Le récent avis de la Commission Européenne sur le projet de loi d'ouverture à la concurrence des jeux et paris sur Internet a suscité de nouveaux débats. La presse a relaté avec beaucoup d'intérêt les détails de ce sujet.
Les premières réactions sont assez différentes. Les journalistes regardent les demandes faites par la Commission Européenne d'une manière plutôt négative. Ils ont souligné à plusieurs reprises le fait que l'exécutif européen reprochait à la France l'absence de respect des lois communautaires.
Le Ministre du Budget, des Comptes publics et de la Fonction publique, M. Eric Woerth a adopté une vision totalement différente. Il s'est déclaré satisfait de la position de la Commission Européenne. Il déclarait le 8 juin dans un communiqué de presse: "Comme c'est le cas lors de toute transmission d'un projet de loi à la Commission européenne, celle-ci fait état d'un certain nombre d'observations et demandes de précision. Ces dernières ne portent que sur 3 articles (sur 58)."

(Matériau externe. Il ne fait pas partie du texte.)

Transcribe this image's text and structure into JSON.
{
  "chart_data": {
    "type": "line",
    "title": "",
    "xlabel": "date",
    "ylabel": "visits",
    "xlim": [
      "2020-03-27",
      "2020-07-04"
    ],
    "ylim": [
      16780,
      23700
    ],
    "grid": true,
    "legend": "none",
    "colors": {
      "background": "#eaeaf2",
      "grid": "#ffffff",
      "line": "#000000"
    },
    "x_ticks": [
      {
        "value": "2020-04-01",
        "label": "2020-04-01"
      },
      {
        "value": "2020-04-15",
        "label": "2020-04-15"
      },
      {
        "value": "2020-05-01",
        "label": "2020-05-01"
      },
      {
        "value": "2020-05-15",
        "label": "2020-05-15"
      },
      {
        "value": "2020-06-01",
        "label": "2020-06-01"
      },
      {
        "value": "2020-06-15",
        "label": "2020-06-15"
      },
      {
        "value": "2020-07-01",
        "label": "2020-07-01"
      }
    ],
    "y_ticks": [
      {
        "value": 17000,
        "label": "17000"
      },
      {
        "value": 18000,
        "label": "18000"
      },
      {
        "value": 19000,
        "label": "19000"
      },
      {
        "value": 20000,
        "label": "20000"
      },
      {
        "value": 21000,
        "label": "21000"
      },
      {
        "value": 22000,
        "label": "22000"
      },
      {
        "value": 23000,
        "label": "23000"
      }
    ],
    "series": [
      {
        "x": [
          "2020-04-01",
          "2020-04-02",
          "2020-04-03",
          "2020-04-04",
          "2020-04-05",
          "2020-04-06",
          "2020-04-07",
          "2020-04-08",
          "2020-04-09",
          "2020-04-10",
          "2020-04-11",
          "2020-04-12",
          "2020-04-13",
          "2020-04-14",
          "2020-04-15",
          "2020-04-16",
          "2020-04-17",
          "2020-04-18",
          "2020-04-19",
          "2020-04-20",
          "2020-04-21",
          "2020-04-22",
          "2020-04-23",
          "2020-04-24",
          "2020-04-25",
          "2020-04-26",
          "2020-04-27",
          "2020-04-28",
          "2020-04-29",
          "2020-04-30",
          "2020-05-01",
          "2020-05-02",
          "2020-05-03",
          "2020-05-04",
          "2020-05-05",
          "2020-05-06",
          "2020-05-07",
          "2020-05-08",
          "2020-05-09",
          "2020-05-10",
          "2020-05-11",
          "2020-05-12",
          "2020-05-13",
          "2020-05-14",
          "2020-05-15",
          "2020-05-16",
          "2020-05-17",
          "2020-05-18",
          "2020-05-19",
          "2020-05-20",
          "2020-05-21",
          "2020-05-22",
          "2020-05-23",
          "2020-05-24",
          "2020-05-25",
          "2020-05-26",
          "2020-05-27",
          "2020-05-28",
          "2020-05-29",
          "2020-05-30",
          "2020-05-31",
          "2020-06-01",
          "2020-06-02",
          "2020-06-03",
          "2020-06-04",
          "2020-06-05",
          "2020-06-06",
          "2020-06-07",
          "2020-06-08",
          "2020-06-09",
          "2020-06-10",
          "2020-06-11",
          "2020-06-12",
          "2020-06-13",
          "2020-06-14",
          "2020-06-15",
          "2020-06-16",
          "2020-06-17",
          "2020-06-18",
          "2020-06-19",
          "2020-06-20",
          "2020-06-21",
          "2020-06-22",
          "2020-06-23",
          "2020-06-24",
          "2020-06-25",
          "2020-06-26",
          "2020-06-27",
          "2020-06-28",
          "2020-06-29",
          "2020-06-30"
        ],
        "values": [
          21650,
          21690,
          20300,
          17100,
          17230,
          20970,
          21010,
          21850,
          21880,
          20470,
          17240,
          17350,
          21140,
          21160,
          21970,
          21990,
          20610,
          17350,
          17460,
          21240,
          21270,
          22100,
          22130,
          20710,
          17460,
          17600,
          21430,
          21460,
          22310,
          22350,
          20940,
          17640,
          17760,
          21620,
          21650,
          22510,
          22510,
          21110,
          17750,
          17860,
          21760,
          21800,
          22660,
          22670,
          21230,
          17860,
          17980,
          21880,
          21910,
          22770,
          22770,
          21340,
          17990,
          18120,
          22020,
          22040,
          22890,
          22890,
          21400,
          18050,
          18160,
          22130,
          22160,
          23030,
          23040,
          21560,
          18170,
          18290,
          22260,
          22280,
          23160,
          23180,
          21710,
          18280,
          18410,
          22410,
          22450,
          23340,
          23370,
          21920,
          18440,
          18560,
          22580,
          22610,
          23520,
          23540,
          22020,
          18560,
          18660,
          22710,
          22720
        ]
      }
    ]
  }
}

Si le ministre reste optimiste, les opérateurs ne voient pas d'un bon œil les doutes de Bruxelles. Il ne s'agit pas d'un non-accord avec les demandes de la Commission Européenne, mais de la crainte que les modifications demandées à la France pourraient retarder "de 3 à 4 mois" l'ouverture du marché. C'est l'opinion de Dominique Desseigne, président du conseil de surveillance du casinotier Lucien Barrière.
Desseigne a déclaré le 10 juin dans une conférence de presse: "Je crois que ce qui vient d'arriver va encore reculer de quelque temps. Je dirais trois ou quatre mois de retard au moins." Il y a tout lieu de croire.